Offline and disconnected behavior¶

If the link to the control plane is broken:

The cluster continues reconciling the last known desired state. Applications stay up. Scheduled Operation CRs continue to run.
The operator queues outbound events in a bounded buffer.
Inbound intent is paused; the operator clearly reports Disconnected as a top-level condition on its own Cluster status object so the AI assistant in Odoo can surface it when the connection returns.
Re-establishing the connection re-syncs status first (so Odoo's view of the cluster is current), then resumes pulling new jobs.

This is a deliberate property of Pull mode: an control plane outage does not take down a running tenant cluster. Buffer overflow during a long outage is recoverable — the operator re-emits the current condition snapshot for every owned resource on reconnect — but it does mean fine-grained transition history during the outage may be lost. That trade-off is documented; the alternative (unbounded queueing) is worse in every meaningful sense.

Drift, conflicts, and deduplication¶

Idempotent keys. Jobs are keyed by (resource UID, generation) for object-shaped payloads, or by a stable intent hash for intent-shaped payloads. Replays are no-ops.
Server-side apply with ownership. The operator owns specific fields under its field manager; user edits to other fields are not stomped.
Conflict surfacing. If a job cannot be applied because another field manager (or a human admin) holds a field, the operator reports the conflict instead of looping.
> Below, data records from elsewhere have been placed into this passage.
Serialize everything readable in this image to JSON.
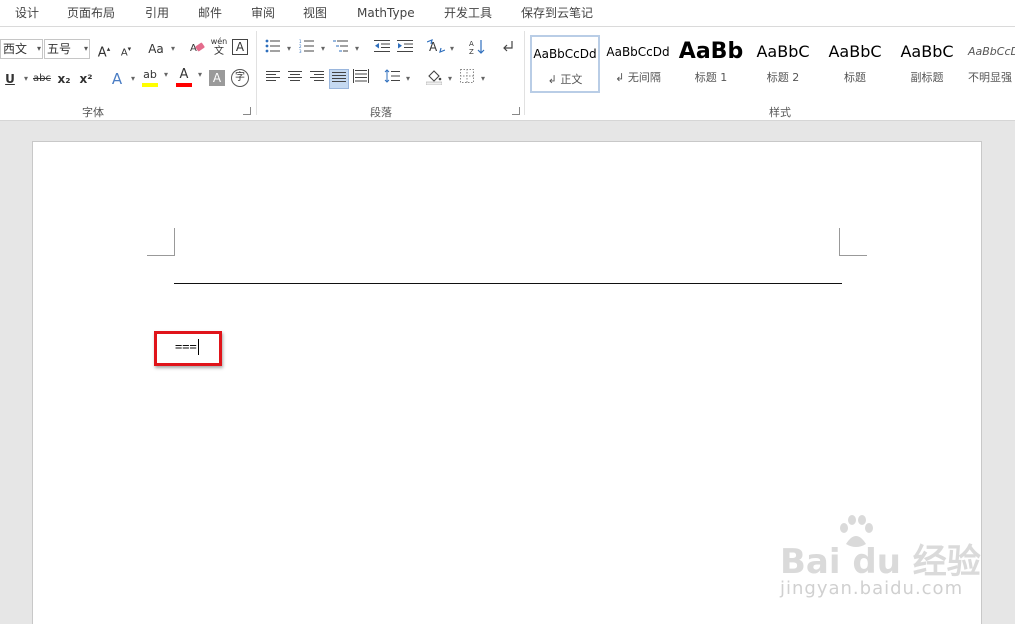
{
  "menu": {
    "items": [
      "设计",
      "页面布局",
      "引用",
      "邮件",
      "审阅",
      "视图",
      "MathType",
      "开发工具",
      "保存到云笔记"
    ]
  },
  "ribbon": {
    "font_group": {
      "label": "字体",
      "font_name": "西文",
      "font_size": "五号",
      "grow_font": "A",
      "shrink_font": "A",
      "change_case": "Aa",
      "phonetic_top": "wén",
      "phonetic_bottom": "文",
      "char_border": "A",
      "underline": "U",
      "strikethrough": "abc",
      "subscript": "x₂",
      "superscript": "x²",
      "text_effects": "A",
      "highlight": "ab",
      "font_color": "A",
      "char_shading": "A",
      "enclose_char": "字"
    },
    "paragraph_group": {
      "label": "段落"
    },
    "styles_group": {
      "label": "样式",
      "tiles": [
        {
          "sample": "AaBbCcDd",
          "name": "↲ 正文"
        },
        {
          "sample": "AaBbCcDd",
          "name": "↲ 无间隔"
        },
        {
          "sample": "AaBb",
          "name": "标题 1"
        },
        {
          "sample": "AaBbC",
          "name": "标题 2"
        },
        {
          "sample": "AaBbC",
          "name": "标题"
        },
        {
          "sample": "AaBbC",
          "name": "副标题"
        },
        {
          "sample": "AaBbCcD",
          "name": "不明显强"
        }
      ]
    }
  },
  "document": {
    "typed_text": "==="
  },
  "watermark": {
    "logo": "Bai du 经验",
    "url": "jingyan.baidu.com"
  },
  "colors": {
    "highlight_box": "#e0141a",
    "highlight_yellow": "#ffff00",
    "font_color_red": "#ff0000",
    "selected_style_border": "#b9cde6"
  }
}
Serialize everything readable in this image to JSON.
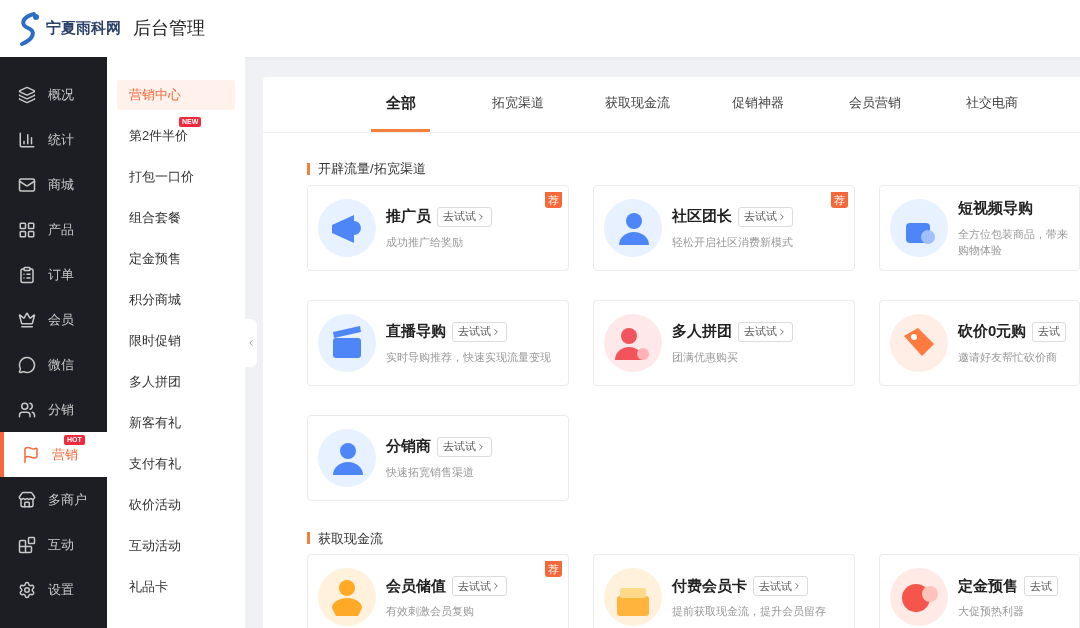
{
  "header": {
    "brand": "宁夏雨科网",
    "title": "后台管理"
  },
  "sidebar": {
    "items": [
      {
        "label": "概况",
        "selected": false
      },
      {
        "label": "统计",
        "selected": false
      },
      {
        "label": "商城",
        "selected": false
      },
      {
        "label": "产品",
        "selected": false
      },
      {
        "label": "订单",
        "selected": false
      },
      {
        "label": "会员",
        "selected": false
      },
      {
        "label": "微信",
        "selected": false
      },
      {
        "label": "分销",
        "selected": false
      },
      {
        "label": "营销",
        "selected": true,
        "badge": "HOT"
      },
      {
        "label": "多商户",
        "selected": false
      },
      {
        "label": "互动",
        "selected": false
      },
      {
        "label": "设置",
        "selected": false
      }
    ]
  },
  "submenu": {
    "items": [
      {
        "label": "营销中心",
        "selected": true
      },
      {
        "label": "第2件半价",
        "selected": false,
        "badge": "NEW"
      },
      {
        "label": "打包一口价",
        "selected": false
      },
      {
        "label": "组合套餐",
        "selected": false
      },
      {
        "label": "定金预售",
        "selected": false
      },
      {
        "label": "积分商城",
        "selected": false
      },
      {
        "label": "限时促销",
        "selected": false
      },
      {
        "label": "多人拼团",
        "selected": false
      },
      {
        "label": "新客有礼",
        "selected": false
      },
      {
        "label": "支付有礼",
        "selected": false
      },
      {
        "label": "砍价活动",
        "selected": false
      },
      {
        "label": "互动活动",
        "selected": false
      },
      {
        "label": "礼品卡",
        "selected": false
      }
    ]
  },
  "tabs": [
    {
      "label": "全部",
      "selected": true
    },
    {
      "label": "拓宽渠道",
      "selected": false
    },
    {
      "label": "获取现金流",
      "selected": false
    },
    {
      "label": "促销神器",
      "selected": false
    },
    {
      "label": "会员营销",
      "selected": false
    },
    {
      "label": "社交电商",
      "selected": false
    }
  ],
  "sections": [
    {
      "title": "开辟流量/拓宽渠道",
      "cards": [
        {
          "name": "推广员",
          "button": "去试试",
          "chevron": true,
          "desc": "成功推广给奖励",
          "badge": "荐"
        },
        {
          "name": "社区团长",
          "button": "去试试",
          "chevron": true,
          "desc": "轻松开启社区消费新模式",
          "badge": "荐"
        },
        {
          "name": "短视频导购",
          "desc": "全方位包装商品，带来购物体验"
        },
        {
          "name": "直播导购",
          "button": "去试试",
          "chevron": true,
          "desc": "实时导购推荐，快速实现流量变现"
        },
        {
          "name": "多人拼团",
          "button": "去试试",
          "chevron": true,
          "desc": "团满优惠购买"
        },
        {
          "name": "砍价0元购",
          "button": "去试",
          "chevron": false,
          "desc": "邀请好友帮忙砍价商"
        },
        {
          "name": "分销商",
          "button": "去试试",
          "chevron": true,
          "desc": "快速拓宽销售渠道"
        }
      ]
    },
    {
      "title": "获取现金流",
      "cards": [
        {
          "name": "会员储值",
          "button": "去试试",
          "chevron": true,
          "desc": "有效刺激会员复购",
          "badge": "荐"
        },
        {
          "name": "付费会员卡",
          "button": "去试试",
          "chevron": true,
          "desc": "提前获取现金流，提升会员留存"
        },
        {
          "name": "定金预售",
          "button": "去试",
          "chevron": false,
          "desc": "大促预热利器"
        }
      ]
    }
  ]
}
The outcome posted to POST /api/agent/jobs/{jobId}/result is conflict, with a structured error describing the field manager and field path.
Drift detection. Optional periodic drift checks compare desired CR specs against live state and report (do not automatically remediate) deviations as a Drifted condition.

Security¶

Outbound-only firewall. Cluster network admins only need to allow HTTPS egress to the control plane's hostname. No inbound rules. No NAT traversal. No reverse proxies.
Scoped tokens per cluster. Server-side authorization rejects cross-cluster reads. A token issued for cluster-prod-1 cannot fetch jobs for cluster-prod-2.
Signed payloads (optional). Job payloads can be signed by Odoo; the operator verifies before applying. This protects against a compromised relay, message broker, or man-in-the-middle.
Encrypted payloads (optional). For payloads containing chart values that include secret material, payloads can be encrypted to the cluster's public key. The operator decrypts at apply time and never logs decrypted material.
Audit on both sides. Odoo audits intent ("admin X asked for backup Y on cluster Z at time T"); the cluster audits actuation ("operator created Velero Backup v-… at time T+ε"). Both flow into the control plane audit log for the organization.

Multi-tenant isolation¶

In a single-tenant vWorkspace install — the default — all clusters belong to the one organization. In an opt-in hosted offering, one vWorkspace Server install may serve many customer organizations and many clusters. Pull mode handles this cleanly:

Each cluster only ever sees jobs targeted at its own cluster identity.
Odoo enforces this server-side on every request, not on a hopeful "the operator wouldn't ask" basis.
Cluster identities are scoped to a single organization. Cross-organization reads are not possible by construction.

A compromise of one cluster's outbound token grants the attacker exactly that cluster's job stream — nothing else, on any other cluster, in any other organization. This is the property that lets one vWorkspace Server install (hypothetically) serve many customer clusters without holding their kubeconfigs and without one customer's incident becoming another customer's incident.